Is it good enough? I don't know. Maybe 36 instances is far fewer than you have - you can easily add more by simply duplicating them in IB. Maybe your hardware is much slower, and of course, this app is not doing anything else in between frames except going to sleep. A real audio processing app would have much more work to do, but in theory it should have plenty of time to do it.
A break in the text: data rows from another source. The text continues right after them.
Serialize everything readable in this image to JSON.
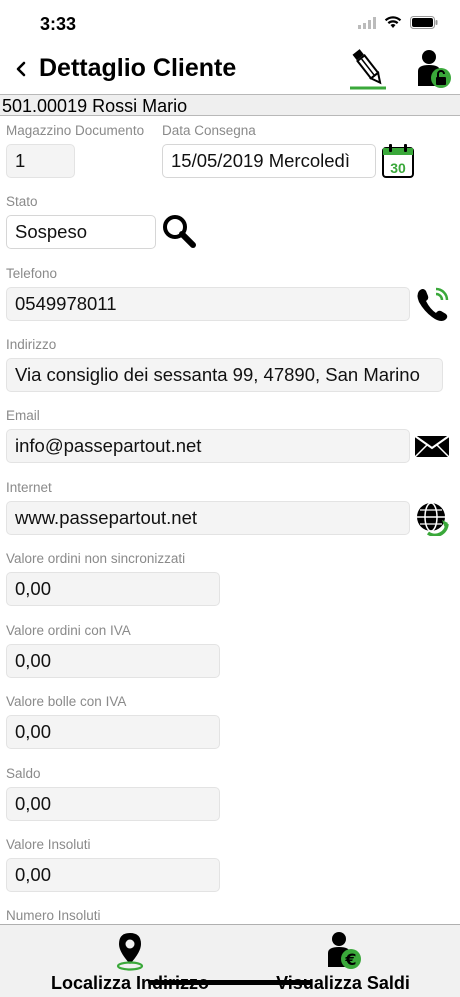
{
  "status": {
    "time": "3:33"
  },
  "nav": {
    "title": "Dettaglio Cliente"
  },
  "customer": {
    "header": "501.00019 Rossi Mario"
  },
  "fields": {
    "warehouse": {
      "label": "Magazzino Documento",
      "value": "1"
    },
    "delivery": {
      "label": "Data Consegna",
      "value": "15/05/2019  Mercoledì",
      "calendar_day": "30"
    },
    "state": {
      "label": "Stato",
      "value": "Sospeso"
    },
    "phone": {
      "label": "Telefono",
      "value": "0549978011"
    },
    "address": {
      "label": "Indirizzo",
      "value": "Via consiglio dei sessanta 99, 47890, San Marino"
    },
    "email": {
      "label": "Email",
      "value": "info@passepartout.net"
    },
    "internet": {
      "label": "Internet",
      "value": "www.passepartout.net"
    },
    "unsynced_orders": {
      "label": "Valore ordini non sincronizzati",
      "value": "0,00"
    },
    "orders_vat": {
      "label": "Valore ordini con IVA",
      "value": "0,00"
    },
    "delivery_notes_vat": {
      "label": "Valore bolle con IVA",
      "value": "0,00"
    },
    "balance": {
      "label": "Saldo",
      "value": "0,00"
    },
    "unpaid_value": {
      "label": "Valore Insoluti",
      "value": "0,00"
    },
    "unpaid_count": {
      "label": "Numero Insoluti"
    }
  },
  "tabs": {
    "locate": {
      "label": "Localizza Indirizzo",
      "icon": "map-pin-icon"
    },
    "balances": {
      "label": "Visualizza Saldi",
      "icon": "user-euro-icon"
    }
  },
  "colors": {
    "accent_green": "#3aa83a",
    "field_bg": "#f4f4f4",
    "tab_bg": "#f1f1f1"
  }
}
Well, it might give you some starting point or something to compare against. Anyway, it was fun :)
--Graham
On 15/06/2011, at 11:42 PM, Wolfgang Kundrus wrote:
> Thanks for taking the time to respond. I am certainly not a newbie, being a Mac programmer since 1987 having brought three major applications with millions of customers to market that all run cross platform.
>
> That aside, I am trying to understand, why Cocoa does not flush the graphics, if there has been drawn something to the window with the a method that works well otherwise. I understand coalescing updates and I want to stay away from CGContextFlush as this would cause the application to block, if another flush has to happen.
>
> We do use the invalidate/draw wherever appropriate. In this specific base, invalidate does not help, because it is not a simple redraw operation, but rather moving an object by a few pixel without tearing. The other case where we use direct drawing is the potentially hundreds of meter object that need to be updated in a very specific way at a rate that is perceived as fluent.
>
> All the best
>
> Wolfgang
>
>
> 2011/6/15 Graham Cox <email@hidden>
>
> On 15/06/2011, at 10:30 PM, Wolfgang Kundrus wrote:
>
> > We have to update a lot of small onscreen objects and performance is way better, when we travers them outside the Cocoa view tree. If we would use invalidating, we would have to go thru our complete view tree and check for overlaps with the update rect.
> >
>
> Does each object have its own view? If so, then that's definitely not a good idea. If not, then there really shouldn't be a problem - checking for overlap with the update rect is a simple matter of a) invalidating the update rect(s) and b) at DRAW time, call [NSView needsToDrawRect:] to test for overlap. Invariably it is drawing that dominates performance for this type of scenario, so a simple YES/NO test of this type is well worthwhile and is very fast.
>
> If you have, say < 1000 objects that need updating, a linear list of these will probably suffice on a modern machine. If you have more, a spatial hashing scheme such as BSP can give useful improvements, and NSView has the method -getRectsBeingDrawn:count: that can be used as an input to a spatial hash. I use this technique in DrawKit, and unless the objects are especially complex in what they draw, it's easy to achieve a refresh of many thousands of objects within 16mS (which equates to 60fps).
>
> If you have found performance to be bad using Cocoa's drawing mechanism, I suggest you must have overlooked something or made a newbie error such as 1 view per object, because in my experience it is adequate in terms of scheduling the updates and testing for objects needing to be drawn. Cocoa caps the framerate at 60fps anyway so you will never do better than that, but it sounds like you're way off base, so there's a long way to go before giving up on the standard mechanism.